I was drawn here, Lady of the Keep, drawn by a deep and dreadful wrong, and I will not leave these shores until I have seen vengeance.”

  “You will. I command you!”

  I peered up at the shape in the thinning fog. Charis was gone. The thing that replaced her had a gray face, featureless but for a wide, lipless mouth, now open to show fangs stained with darkness. Its gaunt form was still wrapped in the putrid green robe.

  “My quarrel is not with you, Lady of the Keep,” it said, “but do not dare command me again.”

  Cordelia’s eyes blazed. “Your quarrel is not with this woman either.”

  “Her? Why should you care what happens to her?”

  “She is a guest in my house and under my protection. You will leave her alone.”

  The creature threw back its head and laughed. “Your protection? Your protection? Oh, my lady, you have no idea what has come to your shores,” she said, looking up. Dark bird-shapes moved in the fog above us and I heard the rasp of crows. Crows? Are those crows? My mind felt slow, my wits thick. A knot tightened deep in my gut.
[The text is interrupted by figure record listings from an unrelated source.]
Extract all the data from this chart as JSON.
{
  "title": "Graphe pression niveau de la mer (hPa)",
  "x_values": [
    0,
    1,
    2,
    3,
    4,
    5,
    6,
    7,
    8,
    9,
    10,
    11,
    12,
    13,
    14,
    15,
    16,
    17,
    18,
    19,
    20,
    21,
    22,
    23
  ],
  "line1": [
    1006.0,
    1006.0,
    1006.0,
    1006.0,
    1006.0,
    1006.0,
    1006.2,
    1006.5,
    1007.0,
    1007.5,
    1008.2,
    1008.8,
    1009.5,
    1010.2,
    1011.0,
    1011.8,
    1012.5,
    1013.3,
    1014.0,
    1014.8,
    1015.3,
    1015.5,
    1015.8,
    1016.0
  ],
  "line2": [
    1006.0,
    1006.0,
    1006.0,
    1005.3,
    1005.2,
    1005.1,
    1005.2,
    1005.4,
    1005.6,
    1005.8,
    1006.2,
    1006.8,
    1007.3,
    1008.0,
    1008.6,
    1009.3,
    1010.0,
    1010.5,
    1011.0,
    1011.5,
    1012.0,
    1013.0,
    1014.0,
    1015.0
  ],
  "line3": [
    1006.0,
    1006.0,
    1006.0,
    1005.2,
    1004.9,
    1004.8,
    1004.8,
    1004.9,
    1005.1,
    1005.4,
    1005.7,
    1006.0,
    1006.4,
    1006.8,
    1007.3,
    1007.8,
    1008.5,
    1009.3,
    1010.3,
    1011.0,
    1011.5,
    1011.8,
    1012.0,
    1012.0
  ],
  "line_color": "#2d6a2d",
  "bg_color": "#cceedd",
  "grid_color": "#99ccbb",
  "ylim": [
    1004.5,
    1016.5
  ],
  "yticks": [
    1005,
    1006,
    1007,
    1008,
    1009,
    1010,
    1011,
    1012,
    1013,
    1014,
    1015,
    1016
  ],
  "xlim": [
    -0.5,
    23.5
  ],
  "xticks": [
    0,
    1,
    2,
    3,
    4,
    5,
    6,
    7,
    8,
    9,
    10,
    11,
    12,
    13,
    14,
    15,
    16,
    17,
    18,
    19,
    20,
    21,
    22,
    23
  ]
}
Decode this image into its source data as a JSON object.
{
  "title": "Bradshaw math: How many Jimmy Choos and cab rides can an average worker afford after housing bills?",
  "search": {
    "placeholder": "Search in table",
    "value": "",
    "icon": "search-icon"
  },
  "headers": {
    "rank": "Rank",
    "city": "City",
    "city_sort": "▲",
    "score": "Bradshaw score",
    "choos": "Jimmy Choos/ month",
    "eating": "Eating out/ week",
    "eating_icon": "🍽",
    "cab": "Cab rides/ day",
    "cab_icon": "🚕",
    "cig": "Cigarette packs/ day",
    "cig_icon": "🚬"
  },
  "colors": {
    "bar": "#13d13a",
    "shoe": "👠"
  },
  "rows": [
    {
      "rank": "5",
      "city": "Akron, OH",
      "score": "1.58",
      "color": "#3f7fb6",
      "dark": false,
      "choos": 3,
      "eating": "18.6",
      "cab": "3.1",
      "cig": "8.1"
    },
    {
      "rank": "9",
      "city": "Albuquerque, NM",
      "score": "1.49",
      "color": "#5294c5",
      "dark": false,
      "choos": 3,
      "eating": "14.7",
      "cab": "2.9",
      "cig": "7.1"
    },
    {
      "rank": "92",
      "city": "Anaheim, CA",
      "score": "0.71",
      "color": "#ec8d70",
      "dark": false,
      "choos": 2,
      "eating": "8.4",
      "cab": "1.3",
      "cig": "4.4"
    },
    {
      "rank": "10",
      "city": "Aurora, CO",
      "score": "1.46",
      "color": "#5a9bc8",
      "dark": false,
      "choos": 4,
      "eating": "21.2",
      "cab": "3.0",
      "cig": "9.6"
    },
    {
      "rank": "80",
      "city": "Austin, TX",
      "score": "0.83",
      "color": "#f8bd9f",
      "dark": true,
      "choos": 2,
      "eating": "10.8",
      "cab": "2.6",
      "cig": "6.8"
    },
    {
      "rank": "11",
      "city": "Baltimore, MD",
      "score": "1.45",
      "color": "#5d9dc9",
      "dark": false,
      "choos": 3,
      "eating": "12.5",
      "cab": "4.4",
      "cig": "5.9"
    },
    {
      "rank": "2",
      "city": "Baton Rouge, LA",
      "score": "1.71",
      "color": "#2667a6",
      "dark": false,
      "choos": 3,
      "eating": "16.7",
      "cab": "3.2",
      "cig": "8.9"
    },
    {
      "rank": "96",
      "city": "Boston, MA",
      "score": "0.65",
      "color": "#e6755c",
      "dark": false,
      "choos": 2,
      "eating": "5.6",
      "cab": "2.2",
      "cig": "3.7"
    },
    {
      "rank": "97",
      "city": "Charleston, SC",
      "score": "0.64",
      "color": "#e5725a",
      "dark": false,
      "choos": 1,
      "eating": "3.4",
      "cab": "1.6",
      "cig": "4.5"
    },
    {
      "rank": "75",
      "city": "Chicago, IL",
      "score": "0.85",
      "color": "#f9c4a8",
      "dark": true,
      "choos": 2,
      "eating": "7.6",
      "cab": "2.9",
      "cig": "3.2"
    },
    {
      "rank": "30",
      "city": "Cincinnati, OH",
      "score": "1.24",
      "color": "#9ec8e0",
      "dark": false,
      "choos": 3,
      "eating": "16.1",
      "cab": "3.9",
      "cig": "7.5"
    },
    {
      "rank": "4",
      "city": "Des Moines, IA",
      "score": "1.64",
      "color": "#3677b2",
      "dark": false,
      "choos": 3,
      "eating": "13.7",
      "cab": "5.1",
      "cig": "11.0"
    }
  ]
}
My palms throbbed. “No, I will not interfere,” the creature said after a pause. “I’ve made my bargain. She is not the one I came for.” She pointed at me, grinning to show every glistening midnight fang. “In any case, this one’s fate is beyond even me now.”

  The mist swirled over her like a damp cocoon before melting into the air, leaving nothing but swaying grasses and the distant ruins of the abbey.

  Chapter 21

  Old Wives’ Tales

  Cordelia helped me back to the castle without a word. I didn’t ask why she’d abandoned me in the abbey, or how she knew what the creature wanted. Silence, or at least an opportunity to explain, was all I could offer her in return for saving my life. With the thrill of horror when my foot lost the cliff’s edge still singing through every nerve, I couldn’t think of much else.

  “Aliza, I’m so sorry,” she said as we crossed the garden. “Your hands.”

  I looked down. My palms were scraped and bleeding from my fall. Tears welled up as I picked bits of gravel and lichen from the torn skin.